- Obligation de ne pas divulguer les informations confidentielles de l'entreprise
- S'impose à tous les salariés, sans clause écrite nécessaire
- Distincte du secret professionnel (qui concerne certaines professions)
- Sanctions : de l'avertissement au licenciement pour faute grave
Discrétion, secret, confidentialité : ce qu'on peut dire ou pas
La discrétion professionnelle couvre les informations non publiques dont le salarié a connaissance dans son travail : stratégie commerciale, données clients, projets en cours, difficultés internes. Elle découle de l'obligation de loyauté prévue par l'article L1222-1 du Code du travail. Pas besoin de clause : c'est automatique.
Le secret professionnel au sens strict concerne certaines professions (médecin, avocat, fonctionnaire d'État, prêtre). Il est sanctionné pénalement par le Code pénal (article 226-13 : un an de prison et 15 000 euros d'amende). Pour les salariés ordinaires, on reste dans le cadre de la discrétion, sanctionnée disciplinairement.
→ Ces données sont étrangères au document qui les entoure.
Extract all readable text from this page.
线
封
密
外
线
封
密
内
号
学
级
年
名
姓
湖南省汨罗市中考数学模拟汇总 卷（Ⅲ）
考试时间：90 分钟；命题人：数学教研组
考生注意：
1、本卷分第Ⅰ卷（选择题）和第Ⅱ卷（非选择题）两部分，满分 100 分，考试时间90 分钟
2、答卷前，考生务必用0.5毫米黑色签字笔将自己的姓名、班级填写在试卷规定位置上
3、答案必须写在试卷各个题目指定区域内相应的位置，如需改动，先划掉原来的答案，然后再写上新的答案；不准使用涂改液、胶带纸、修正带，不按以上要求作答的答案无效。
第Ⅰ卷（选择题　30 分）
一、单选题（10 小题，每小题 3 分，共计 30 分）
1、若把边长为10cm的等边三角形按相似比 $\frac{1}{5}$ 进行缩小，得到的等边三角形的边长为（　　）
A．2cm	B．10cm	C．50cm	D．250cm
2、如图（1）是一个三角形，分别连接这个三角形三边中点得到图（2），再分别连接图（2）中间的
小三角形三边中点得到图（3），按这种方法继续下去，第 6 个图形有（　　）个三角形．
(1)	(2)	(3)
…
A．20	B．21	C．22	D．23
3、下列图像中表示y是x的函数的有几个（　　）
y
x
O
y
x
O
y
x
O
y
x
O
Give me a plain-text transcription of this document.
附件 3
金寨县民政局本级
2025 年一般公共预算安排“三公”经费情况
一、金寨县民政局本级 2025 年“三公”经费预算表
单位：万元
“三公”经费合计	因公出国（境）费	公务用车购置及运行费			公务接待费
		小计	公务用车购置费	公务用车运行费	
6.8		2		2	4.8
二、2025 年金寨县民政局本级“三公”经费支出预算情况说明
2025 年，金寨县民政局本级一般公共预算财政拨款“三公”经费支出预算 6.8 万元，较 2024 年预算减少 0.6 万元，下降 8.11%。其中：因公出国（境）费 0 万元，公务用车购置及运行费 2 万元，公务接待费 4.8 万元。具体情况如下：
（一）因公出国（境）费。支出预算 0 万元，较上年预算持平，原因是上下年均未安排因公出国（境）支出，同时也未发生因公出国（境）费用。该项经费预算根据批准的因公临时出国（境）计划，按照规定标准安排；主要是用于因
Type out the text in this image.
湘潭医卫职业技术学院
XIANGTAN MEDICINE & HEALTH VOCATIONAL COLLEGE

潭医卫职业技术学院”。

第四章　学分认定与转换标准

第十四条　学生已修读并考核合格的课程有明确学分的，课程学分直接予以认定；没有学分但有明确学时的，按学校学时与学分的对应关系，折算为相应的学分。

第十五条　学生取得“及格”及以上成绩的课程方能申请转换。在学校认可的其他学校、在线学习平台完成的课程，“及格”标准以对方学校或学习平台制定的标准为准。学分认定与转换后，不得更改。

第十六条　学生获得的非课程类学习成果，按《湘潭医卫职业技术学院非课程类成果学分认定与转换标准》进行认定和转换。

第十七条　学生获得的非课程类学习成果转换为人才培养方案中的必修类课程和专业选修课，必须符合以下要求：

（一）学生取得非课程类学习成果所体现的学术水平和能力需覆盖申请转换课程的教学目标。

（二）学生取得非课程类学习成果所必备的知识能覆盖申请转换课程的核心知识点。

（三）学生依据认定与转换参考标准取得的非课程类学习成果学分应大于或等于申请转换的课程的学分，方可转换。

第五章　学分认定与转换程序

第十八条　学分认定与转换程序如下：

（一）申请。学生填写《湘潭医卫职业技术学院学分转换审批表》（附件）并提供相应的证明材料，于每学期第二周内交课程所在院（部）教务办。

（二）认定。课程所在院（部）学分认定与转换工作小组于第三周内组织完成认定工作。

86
La clause de confidentialité dans un contrat peut renforcer ces obligations en précisant les informations couvertes, la durée (souvent au-delà de la rupture du contrat) et les sanctions associées. Elle n'est pas obligatoire, mais utile pour les postes à accès sensible.
Ce que la discrétion permet de faire et ne pas faire
Exemples de ce qui est interdit : révéler à un concurrent une stratégie commerciale en cours, publier sur LinkedIn un post décrivant des difficultés financières internes, transmettre une liste de clients à un ami entrepreneur, divulguer la rémunération d'un collègue apprise par le service paie.
Ce qui n'est pas couvert : parler librement de son poste, de ses missions, de l'entreprise en des termes généraux (ça fait même partie de l'employee advocacy). Lanceur d'alerte : le salarié qui signale de bonne foi un manquement grave aux autorités compétentes est protégé par la loi (articles L1132-3-3 et L1132-4 depuis la loi Sapin II 2016, renforcée en 2022). La discrétion professionnelle ne peut pas servir d'excuse à couvrir une infraction.
Un salarié d'un cabinet de conseil poste sur LinkedIn un carrousel détaillant 'les galères des PME industrielles' en 2024, avec des exemples chiffrés tirés directement de 2 missions clients sans les anonymiser. Les clients se reconnaissent, portent plainte. L'entreprise engage une procédure disciplinaire : licenciement pour faute grave. Le salarié conteste aux prud'hommes. Le tribunal valide le licenciement : violation caractérisée de la discrétion professionnelle, indépendamment de toute clause spécifique au contrat.